A combinatorial proof of a sumset conjecture of Furstenberg

TL;DR

This paper presents a new combinatorial proof of Furstenberg's sumset conjecture, establishing the Hausdorff dimension of sumsets of invariant sets under different scales without using entropy methods.

Contribution

The authors provide a combinatorial proof of Furstenberg's sumset conjecture, avoiding entropy techniques and introducing a discrete Marstrand projection theorem and subtree regularity theorem.

Findings

Proved that the Hausdorff dimension of the sumset equals the minimum of 1 and the sum of individual dimensions.

Established uniform bounds on the size of sumsets across parameters at fixed scales.
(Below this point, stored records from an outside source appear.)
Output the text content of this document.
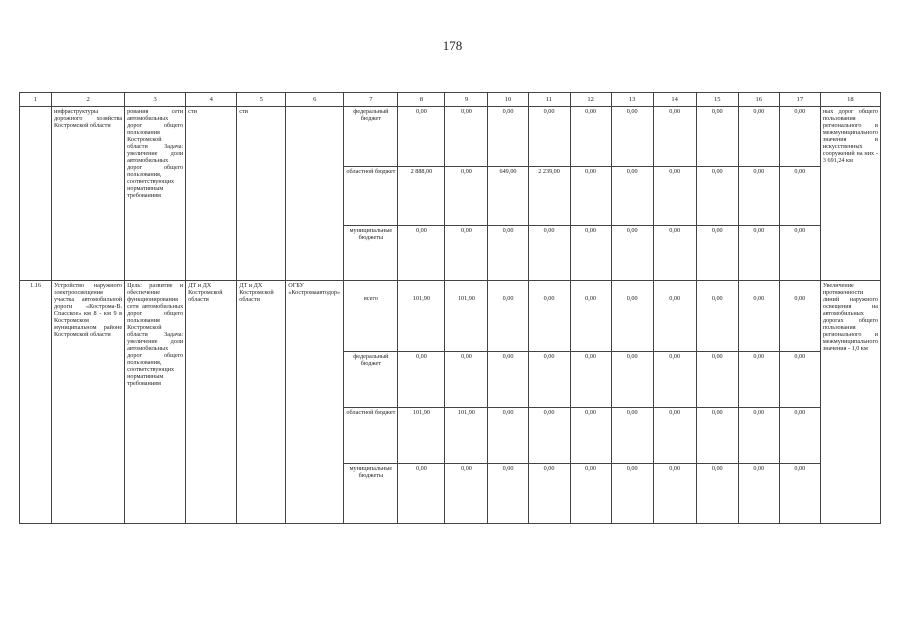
178
1	2	3	4	5	6	7	8	9	10	11	12	13	14	15	16	17	18
	инфраструктуры дорожного хозяйства Костромской области	рования сети автомобильных дорог общего пользования Костромской области Задача: увеличение доли автомобильных дорог общего пользования, соответствующих нормативным требованиям	сти	сти		федеральный бюджет	0,00	0,00	0,00	0,00	0,00	0,00	0,00	0,00	0,00	0,00	ных дорог общего пользования регионального и межмуниципального значения и искусственных сооружений на них - 3 691,24 км
						областной бюджет	2 888,00	0,00	649,00	2 239,00	0,00	0,00	0,00	0,00	0,00	0,00	
						муниципальные бюджеты	0,00	0,00	0,00	0,00	0,00	0,00	0,00	0,00	0,00	0,00	
1.16	Устройство наружного электроосвещения участка автомобильной дороги «Кострома-В. Спасское» км 8 - км 9 в Костромском муниципальном районе Костромской области	Цель: развитие и обеспечение функционирования сети автомобильных дорог общего пользования Костромской области Задача: увеличение доли автомобильных дорог общего пользования, соответствующих нормативным требованиям	ДТ и ДХ Костромской области	ДТ и ДХ Костромской области	ОГБУ «Костромаавтодор»	всего	101,90	101,90	0,00	0,00	0,00	0,00	0,00	0,00	0,00	0,00	Увеличение протяженности линий наружного освещения на автомобильных дорогах общего пользования регионального и межмуниципального значения - 1,0 км
						федеральный бюджет	0,00	0,00	0,00	0,00	0,00	0,00	0,00	0,00	0,00	0,00	
						областной бюджет	101,90	101,90	0,00	0,00	0,00	0,00	0,00	0,00	0,00	0,00	
						муниципальные бюджеты	0,00	0,00	0,00	0,00	0,00	0,00	0,00	0,00	0,00	0,00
Developed combinatorial tools that may be of independent interest for fractal geometry.

Abstract

We give a new proof of a sumset conjecture of Furstenberg that was first proved by Hochman and Shmerkin in 2012: if $\log r / \log s$ is irrational and $X$ and $Y$ are $\times r$- and $\times s$-invariant subsets of $[0,1]$, respectively, then $\dim_\text{H} (X+Y) = \min ( 1, \dim_\text{H} X + \dim_\text{H} Y)$. Our main result yields information on the size of the sumset $\lambda X + \eta Y$ uniformly across a compact set of parameters at fixed scales. The proof is combinatorial and avoids the machinery of local entropy averages and CP-processes, relying instead on a quantitative, discrete Marstrand projection theorem and a subtree regularity theorem that may be of independent interest.